ISO/IEC 29100

ISO/IEC 29100 specifies a privacy framework for the protection of Personally Identifiable Information (PII). It is a general framework that targets organisations and supports them for the definition of privacy requirements that should be considered complementary to legal ones, whenever personal information is processed. In addition, the standard specifies a common privacy terminology, defines the actors and their roles in processing personally identifiable information, and includes a set of eleven privacy principles for ICT systems.

ISO/IEC 29101

ISO/IEC 29101 defines a privacy architecture framework. It specifies important concerns that should be considered for the design of ICT systems that process personal identifiable information, lists the components of the system for the implementation of such systems, and provides architectural views contextualizing these components.

ISO/TS 25237

ISO/TS 25237 contains principles and requirements for privacy protection using pseudonymization of health records. The specification defines organisational and technical aspects for pseudonymization (reversible and irreversible) and gives a guide to risk assessment in case of re-identification. Furthermore, it specifies a policy framework and minimal requirements for pseudonymization.
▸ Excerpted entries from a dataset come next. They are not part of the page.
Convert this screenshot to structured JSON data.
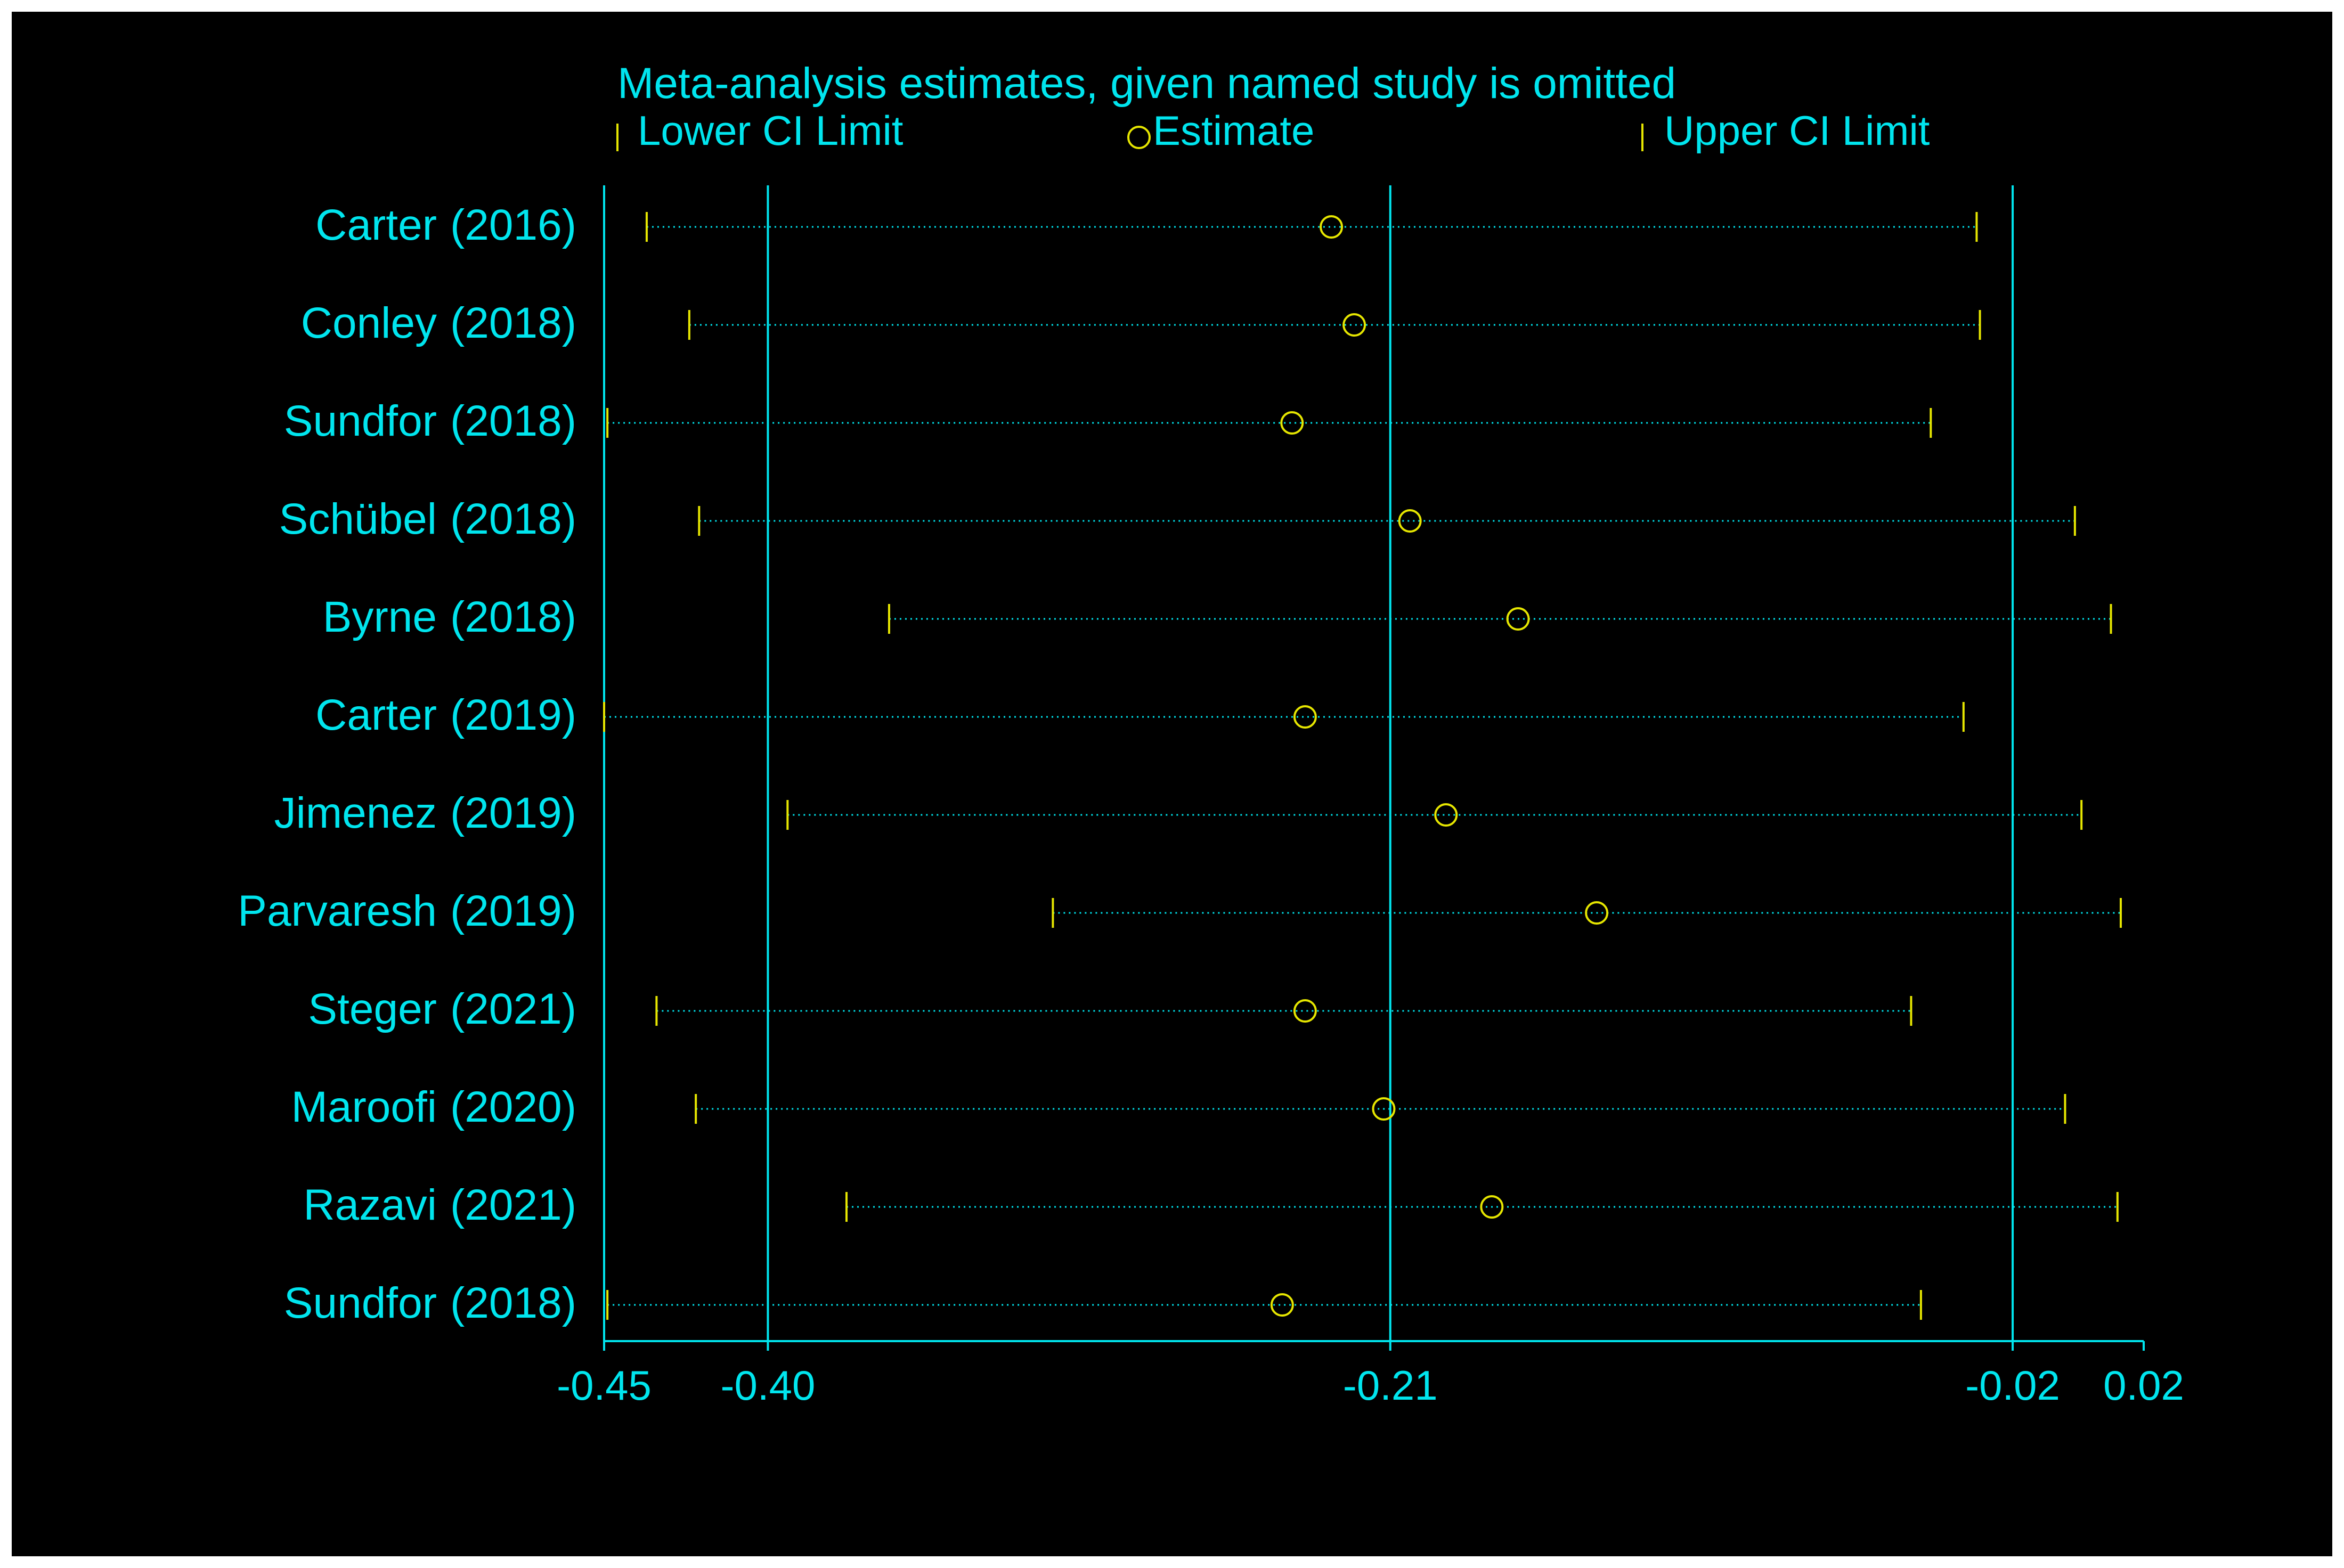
{
  "colors": {
    "background": "#000000",
    "axis": "#00e5ee",
    "text": "#00e5ee",
    "marker": "#e6e600",
    "dots": "#00e5ee"
  },
  "chart_data": {
    "type": "scatter",
    "title": "Meta-analysis estimates, given named study is omitted",
    "legend": {
      "placement": "top",
      "entries": [
        {
          "symbol": "tick",
          "label": "Lower CI Limit"
        },
        {
          "symbol": "circle",
          "label": "Estimate"
        },
        {
          "symbol": "tick",
          "label": "Upper CI Limit"
        }
      ]
    },
    "xlim": [
      -0.45,
      0.02
    ],
    "x_ticks": [
      -0.45,
      -0.4,
      -0.21,
      -0.02,
      0.02
    ],
    "x_tick_labels": [
      "-0.45",
      "-0.40",
      "-0.21",
      "-0.02",
      "0.02"
    ],
    "reference_lines": [
      -0.4,
      -0.21,
      -0.02
    ],
    "studies": [
      {
        "name": "Carter",
        "year": "(2016)",
        "lower": -0.437,
        "estimate": -0.228,
        "upper": -0.031
      },
      {
        "name": "Conley",
        "year": "(2018)",
        "lower": -0.424,
        "estimate": -0.221,
        "upper": -0.03
      },
      {
        "name": "Sundfor",
        "year": "(2018)",
        "lower": -0.449,
        "estimate": -0.24,
        "upper": -0.045
      },
      {
        "name": "Schübel",
        "year": "(2018)",
        "lower": -0.421,
        "estimate": -0.204,
        "upper": -0.001
      },
      {
        "name": "Byrne",
        "year": "(2018)",
        "lower": -0.363,
        "estimate": -0.171,
        "upper": 0.01
      },
      {
        "name": "Carter",
        "year": "(2019)",
        "lower": -0.45,
        "estimate": -0.236,
        "upper": -0.035
      },
      {
        "name": "Jimenez",
        "year": "(2019)",
        "lower": -0.394,
        "estimate": -0.193,
        "upper": 0.001
      },
      {
        "name": "Parvaresh",
        "year": "(2019)",
        "lower": -0.313,
        "estimate": -0.147,
        "upper": 0.013
      },
      {
        "name": "Steger",
        "year": "(2021)",
        "lower": -0.434,
        "estimate": -0.236,
        "upper": -0.051
      },
      {
        "name": "Maroofi",
        "year": "(2020)",
        "lower": -0.422,
        "estimate": -0.212,
        "upper": -0.004
      },
      {
        "name": "Razavi",
        "year": "(2021)",
        "lower": -0.376,
        "estimate": -0.179,
        "upper": 0.012
      },
      {
        "name": "Sundfor",
        "year": "(2018)",
        "lower": -0.449,
        "estimate": -0.243,
        "upper": -0.048
      }
    ]
  }
}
​PbD-SE (Privacy by Design Documentation for Software Engineers)

PbD-SE (Privacy by Design Documentation for Software Engineers) is a technical committee of OASIS that provides guidelines that enable software organizations to embed privacy into the design and architecture of IT systems, without diminishing system functionality. The guidelines follow the foundational principles of privacy-by-design.

​PMRM (Privacy Management Reference Model)

PMRM (Privacy Management Reference Model) is a technical committee of OASIS that provides guidelines for developing operational solutions to privacy issues. The purpose of the standards is to define a methodology for the analysis of privacy policies and to serve as an evaluation framework of the different privacy management solutions, but it does not provide a specific implementation.